Der Deutsche Inlandsgeheimdienst hat die Lebensläufe deutscher Islamisten näher untersucht, die seit Mitte 2012 in das Bürgerkriegsland Syrien gereist sind. Einer bisher unveröffentlichten Analyse des Verfassungsschutzes nach sind sie zum großen Teil Männer, haben gescheiterte Karrieren und sind meist schon als Kriminelle auffällig geworden.

Laut der Studie, aus der unter anderem die Berliner Morgenpost zitiert, radikalisierten sie sich fast ausnahmslos in der Salafistenszene. Und weder ihr Umfeld noch die Sicherheitsbehörden hatten ihre Radikalisierung bemerkt.

Dem Bericht liegen Daten sämtlicher Länderpolizeien und Verfassungsschutzbehörden zu 378 Ausgereisten zugrunde.

  • Demnach sind 89 Prozent von ihnen Männer.
  • Die Jüngsten waren bei der Ausreise gerade mal 15, der Älteste 64 Jahre alt. Jeder Dritte stammt aus der Gruppe der 21- bis 25-Jährigen.
  • In Deutschland wurden etwa 60 Prozent geboren. Als Geburtsländer folgen, mit weitem Abstand, Syrien (acht Prozent), die Türkei (sechs Prozent), sowie der Libanon und Staaten der Russischen Föderation.
  • Einen deutschen Pass haben 233 der Ausgereisten, wobei 92 davon mindestens eine weitere Staatsangehörigkeit besitzen, etwa die marokkanische, türkische oder syrische. Unter den aus Deutschland ausgereisten Ausländern stellen türkische Staatsangehörige die größte Gruppe.
  • 240 Ausreisende wurden als Muslime geboren. Von 54 Personen ist bekannt, dass sie, meist deutschstämmige, Konvertiten sind.
  • Ein Viertel der untersuchten Menschen besuchte unmittelbar vor der Ausreise eine Schule.

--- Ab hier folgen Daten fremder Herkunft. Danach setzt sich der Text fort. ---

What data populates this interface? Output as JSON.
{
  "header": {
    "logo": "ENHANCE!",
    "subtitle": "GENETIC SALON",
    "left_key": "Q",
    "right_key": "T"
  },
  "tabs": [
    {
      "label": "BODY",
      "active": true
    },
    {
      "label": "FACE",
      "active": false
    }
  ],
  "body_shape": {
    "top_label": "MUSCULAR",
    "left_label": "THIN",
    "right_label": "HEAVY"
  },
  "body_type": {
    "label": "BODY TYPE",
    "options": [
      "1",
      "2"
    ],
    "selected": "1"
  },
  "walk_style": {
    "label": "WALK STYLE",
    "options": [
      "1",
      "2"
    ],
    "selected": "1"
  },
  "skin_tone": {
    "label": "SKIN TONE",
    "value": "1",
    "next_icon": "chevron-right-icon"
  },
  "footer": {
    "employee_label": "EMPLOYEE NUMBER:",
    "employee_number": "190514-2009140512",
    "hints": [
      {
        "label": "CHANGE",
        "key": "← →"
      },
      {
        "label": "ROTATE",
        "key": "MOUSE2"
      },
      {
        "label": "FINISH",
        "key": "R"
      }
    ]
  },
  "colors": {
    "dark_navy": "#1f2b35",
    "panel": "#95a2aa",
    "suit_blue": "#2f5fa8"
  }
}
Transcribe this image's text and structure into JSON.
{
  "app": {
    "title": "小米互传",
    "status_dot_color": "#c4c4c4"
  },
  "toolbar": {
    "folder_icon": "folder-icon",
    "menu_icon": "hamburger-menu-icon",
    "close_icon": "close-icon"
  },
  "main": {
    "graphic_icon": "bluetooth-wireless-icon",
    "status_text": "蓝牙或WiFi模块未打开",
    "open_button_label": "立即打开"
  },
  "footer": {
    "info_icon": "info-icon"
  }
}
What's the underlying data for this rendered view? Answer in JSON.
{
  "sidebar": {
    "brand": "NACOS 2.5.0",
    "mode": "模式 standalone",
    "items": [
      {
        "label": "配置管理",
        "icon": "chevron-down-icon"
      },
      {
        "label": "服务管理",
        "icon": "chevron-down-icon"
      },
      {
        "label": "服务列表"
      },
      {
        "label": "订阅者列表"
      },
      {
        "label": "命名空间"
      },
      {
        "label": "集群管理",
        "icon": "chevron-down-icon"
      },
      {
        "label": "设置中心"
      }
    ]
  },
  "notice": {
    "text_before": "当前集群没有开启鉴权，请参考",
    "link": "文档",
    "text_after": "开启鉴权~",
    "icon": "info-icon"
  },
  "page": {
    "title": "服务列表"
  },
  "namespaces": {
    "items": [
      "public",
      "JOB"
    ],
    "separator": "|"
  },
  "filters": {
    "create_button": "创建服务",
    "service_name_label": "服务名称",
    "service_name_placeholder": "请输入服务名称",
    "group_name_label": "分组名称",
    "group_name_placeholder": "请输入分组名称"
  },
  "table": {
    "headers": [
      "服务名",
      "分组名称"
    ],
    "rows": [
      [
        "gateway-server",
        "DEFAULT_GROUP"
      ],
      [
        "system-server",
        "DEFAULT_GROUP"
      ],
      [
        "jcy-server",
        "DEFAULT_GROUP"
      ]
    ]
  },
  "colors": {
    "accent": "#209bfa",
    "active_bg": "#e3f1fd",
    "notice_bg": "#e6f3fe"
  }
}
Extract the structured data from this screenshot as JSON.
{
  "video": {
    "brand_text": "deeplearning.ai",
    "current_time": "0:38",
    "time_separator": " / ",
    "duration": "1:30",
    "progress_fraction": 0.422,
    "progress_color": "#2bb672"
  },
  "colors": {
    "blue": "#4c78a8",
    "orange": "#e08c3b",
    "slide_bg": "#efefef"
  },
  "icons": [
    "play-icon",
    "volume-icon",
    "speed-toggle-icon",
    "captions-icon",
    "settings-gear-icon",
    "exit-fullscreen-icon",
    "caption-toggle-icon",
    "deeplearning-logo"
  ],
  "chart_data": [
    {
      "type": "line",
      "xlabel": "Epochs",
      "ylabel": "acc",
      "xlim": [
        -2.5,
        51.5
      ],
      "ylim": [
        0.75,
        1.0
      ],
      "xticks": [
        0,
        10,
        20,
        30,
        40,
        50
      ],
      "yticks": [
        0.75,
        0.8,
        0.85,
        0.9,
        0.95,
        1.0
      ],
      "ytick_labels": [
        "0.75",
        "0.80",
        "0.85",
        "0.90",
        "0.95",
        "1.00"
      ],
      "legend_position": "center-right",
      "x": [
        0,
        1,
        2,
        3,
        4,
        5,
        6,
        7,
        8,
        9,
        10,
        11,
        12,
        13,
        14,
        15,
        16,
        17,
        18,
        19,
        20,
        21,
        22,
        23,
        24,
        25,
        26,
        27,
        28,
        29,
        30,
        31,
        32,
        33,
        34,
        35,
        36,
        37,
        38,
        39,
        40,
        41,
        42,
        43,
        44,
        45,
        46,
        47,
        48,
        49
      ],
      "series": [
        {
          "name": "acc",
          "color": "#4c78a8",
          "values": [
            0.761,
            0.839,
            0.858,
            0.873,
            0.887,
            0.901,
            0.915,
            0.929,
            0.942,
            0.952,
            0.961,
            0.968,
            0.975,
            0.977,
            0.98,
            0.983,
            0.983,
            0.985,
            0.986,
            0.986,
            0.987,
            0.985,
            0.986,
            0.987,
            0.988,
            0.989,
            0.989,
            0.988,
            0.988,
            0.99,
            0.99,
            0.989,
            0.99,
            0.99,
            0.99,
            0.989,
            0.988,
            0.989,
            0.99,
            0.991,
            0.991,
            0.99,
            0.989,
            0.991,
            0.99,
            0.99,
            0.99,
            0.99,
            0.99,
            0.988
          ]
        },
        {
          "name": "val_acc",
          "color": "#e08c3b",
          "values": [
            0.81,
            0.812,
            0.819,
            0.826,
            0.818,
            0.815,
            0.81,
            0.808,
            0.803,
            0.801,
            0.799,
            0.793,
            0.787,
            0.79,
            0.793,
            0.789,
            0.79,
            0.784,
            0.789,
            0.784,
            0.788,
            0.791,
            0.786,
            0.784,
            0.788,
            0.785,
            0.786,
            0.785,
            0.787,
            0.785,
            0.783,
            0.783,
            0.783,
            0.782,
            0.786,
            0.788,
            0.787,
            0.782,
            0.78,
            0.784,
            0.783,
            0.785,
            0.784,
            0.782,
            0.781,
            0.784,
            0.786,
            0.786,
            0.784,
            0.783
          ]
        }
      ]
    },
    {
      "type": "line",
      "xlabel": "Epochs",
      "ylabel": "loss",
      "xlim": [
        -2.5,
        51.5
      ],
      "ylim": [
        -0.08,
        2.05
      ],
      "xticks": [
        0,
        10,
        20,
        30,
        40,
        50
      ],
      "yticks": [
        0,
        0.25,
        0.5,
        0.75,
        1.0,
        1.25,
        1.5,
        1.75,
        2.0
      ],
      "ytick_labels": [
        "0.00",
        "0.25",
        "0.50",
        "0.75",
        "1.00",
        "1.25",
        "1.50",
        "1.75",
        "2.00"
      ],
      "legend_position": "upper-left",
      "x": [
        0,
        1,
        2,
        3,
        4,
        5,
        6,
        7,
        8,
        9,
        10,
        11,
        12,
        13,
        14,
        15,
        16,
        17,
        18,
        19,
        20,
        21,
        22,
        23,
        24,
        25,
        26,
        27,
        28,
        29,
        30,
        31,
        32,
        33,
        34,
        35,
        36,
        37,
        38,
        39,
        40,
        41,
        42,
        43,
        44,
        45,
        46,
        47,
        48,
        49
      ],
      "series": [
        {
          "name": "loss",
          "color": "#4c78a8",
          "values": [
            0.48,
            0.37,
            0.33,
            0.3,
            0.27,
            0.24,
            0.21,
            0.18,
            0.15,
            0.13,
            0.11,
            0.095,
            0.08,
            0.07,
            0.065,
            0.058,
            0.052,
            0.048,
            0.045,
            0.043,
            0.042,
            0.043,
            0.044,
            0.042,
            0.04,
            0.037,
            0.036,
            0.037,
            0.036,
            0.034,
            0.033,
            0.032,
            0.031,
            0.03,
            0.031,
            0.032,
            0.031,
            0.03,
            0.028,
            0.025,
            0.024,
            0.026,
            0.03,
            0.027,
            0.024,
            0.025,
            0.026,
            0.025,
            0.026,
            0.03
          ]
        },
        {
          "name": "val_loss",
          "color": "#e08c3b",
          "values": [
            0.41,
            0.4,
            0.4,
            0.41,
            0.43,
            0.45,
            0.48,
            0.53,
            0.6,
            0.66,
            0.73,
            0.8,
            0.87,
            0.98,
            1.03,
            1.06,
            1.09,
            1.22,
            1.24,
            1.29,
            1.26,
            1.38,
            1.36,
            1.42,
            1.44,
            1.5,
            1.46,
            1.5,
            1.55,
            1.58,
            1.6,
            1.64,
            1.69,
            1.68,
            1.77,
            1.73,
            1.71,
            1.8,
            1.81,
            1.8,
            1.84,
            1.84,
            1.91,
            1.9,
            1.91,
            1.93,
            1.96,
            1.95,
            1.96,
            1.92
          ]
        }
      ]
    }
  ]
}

Nur 26 Prozent hatten einen Schulabschluss. Eine Ausbildung brachten sechs Prozent zu Ende, ein Studium zwei Prozent. Eine Beschäftigung hatten nur zwölf Prozent, die meisten als Geringqualifizierte mit einem Job im Niedriglohnsektor. 20 Prozent der untersuchten Personen waren zum Zeitpunkt der Ausreise arbeitslos.

117 der Untersuchten hatten bereits Straftaten begangen, bevor sie sich radikalisierten. Meist wurden sie gewalttätig, stahlen oder handelten mit illegalen Drogen.

Die Zahlen bestätigen laut der Zeitung die Vermutung von Präventions- und Sicherheitsexperten, dass eine gescheiterte Bildungskarriere ein auslösender Faktor für Radikalisierung sein kann.